10 Tips to Build a Successful Data Catalog

April 16th, 2018

Last August we released Alteryx Connect, a social data exploration and data cataloging platform for the enterprise. What is a data catalog and how do organizations successfully build one? Data cataloging is an organized service that enables users across an organization to find and explore information assets in a secure and governed environment.  It enables organizations to get maximum value from their present information assets by making data sources easy to discover and understand by the users who require it. This blog will highlight 10 Tips to Build a Successful Data Catalog.


1. Create the Culture

Alteryx Connect offers many great features to enable your teams to build a descriptive and social data catalog that will benefit the whole organization.


When a user starts their analytic journey, your data catalog is the starting point — the first mile of analytics — searching and finding content, understanding context and gaining trust in the results through community feedback and interaction.

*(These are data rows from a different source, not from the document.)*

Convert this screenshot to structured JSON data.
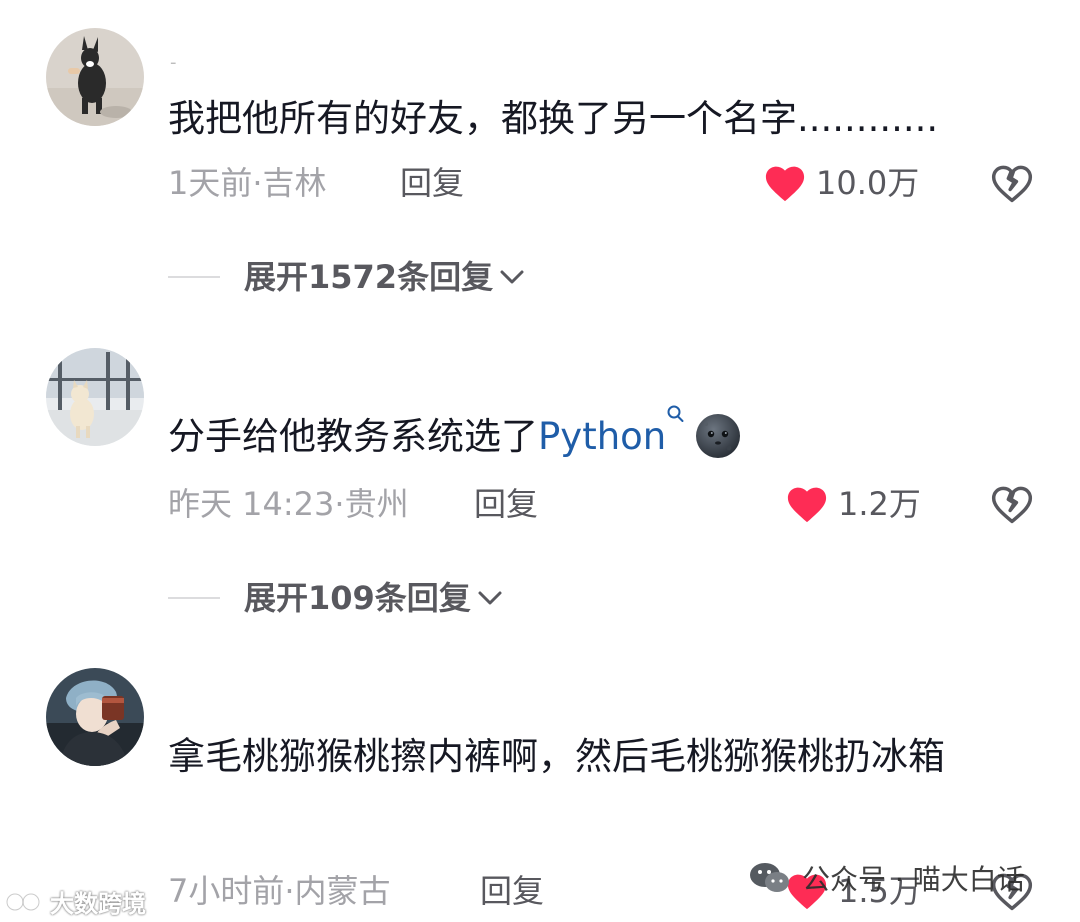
{
  "comments": [
    {
      "author_mark": "-",
      "text": "我把他所有的好友，都换了另一个名字............",
      "time_location": "1天前·吉林",
      "reply_label": "回复",
      "like_count": "10.0万",
      "expand_label": "展开1572条回复"
    },
    {
      "text": "分手给他教务系统选了",
      "keyword": "Python",
      "time_location": "昨天 14:23·贵州",
      "reply_label": "回复",
      "like_count": "1.2万",
      "expand_label": "展开109条回复"
    },
    {
      "text": "拿毛桃猕猴桃擦内裤啊，然后毛桃猕猴桃扔冰箱",
      "time_location": "7小时前·内蒙古",
      "reply_label": "回复",
      "like_count": "1.5万"
    }
  ],
  "watermarks": {
    "left": "大数跨境",
    "right": "公众号 · 喵大白话"
  },
  "colors": {
    "like_red": "#fe2c55",
    "keyword_blue": "#1f5da8",
    "meta_gray": "#a3a3a8"
  },
  "icons": [
    "heart-icon",
    "broken-heart-icon",
    "search-icon",
    "chevron-down-icon",
    "moon-face-emoji",
    "wechat-icon"
  ]
}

In the real world, the perfect data catalog won't arrive overnight, and the history of data governance technology is littered with solutions that have simply failed to achieve that critical velocity and adoption in an organization. To truly deliver on a data catalog we must also focus on the people and the process, not just the technology — we must build a culture that enables your users to succeed.


A social data catalog needs to be socially engaging. In building a culture that empowers users to impart and share their knowledge, the technology must support all the different ways that users bring their experience together to solve problems: creating and annotating definitions, discussing quality and purpose in conversation threads, even simple social gestures like sharing a link or giving a 'thumbs up' reinforce the value of the underlying asset and make it richer and easier to find for future users.


As part of the process, ensure that the success of the catalog is tied into the success of the organization: track and reward the most active contributors, understand the assets that are creating the biggest 'buzz' and promote those users ensuring that your company's information assets are well curated and maintained.


2. Stay Focused

From the moment you embark on a data cataloguing project, you stand at a base camp with the peak of expectations staring at you from across the chasm of corporate knowledge! Building a social repository of all your organization's data sources, reports, workflows, terminology, and more — potentially thousands of lifetimes of accumulated knowledge — is as daunting as climbing Mount Everest!


So, don't.


Just like a general about to go to battle, selection and maintenance of the aim is regarded as the master principle of war and strategy: Start small, but think big — win those initial battles and get your army on the move!


How does this work in practice? Pick a single department, or a single project. Maybe, start with a handful of popular (or critical) datasets. Even, simply documenting the reports that users consistently fail to understand gets vital organizational memory greater visibility. Document this expertise while reports and data sources are being created, before the skills and the knowledge leaves the project (or the company!) In 12 months' time, will the resources still exist to be able to explain the function of a dashboard, a report or a database table?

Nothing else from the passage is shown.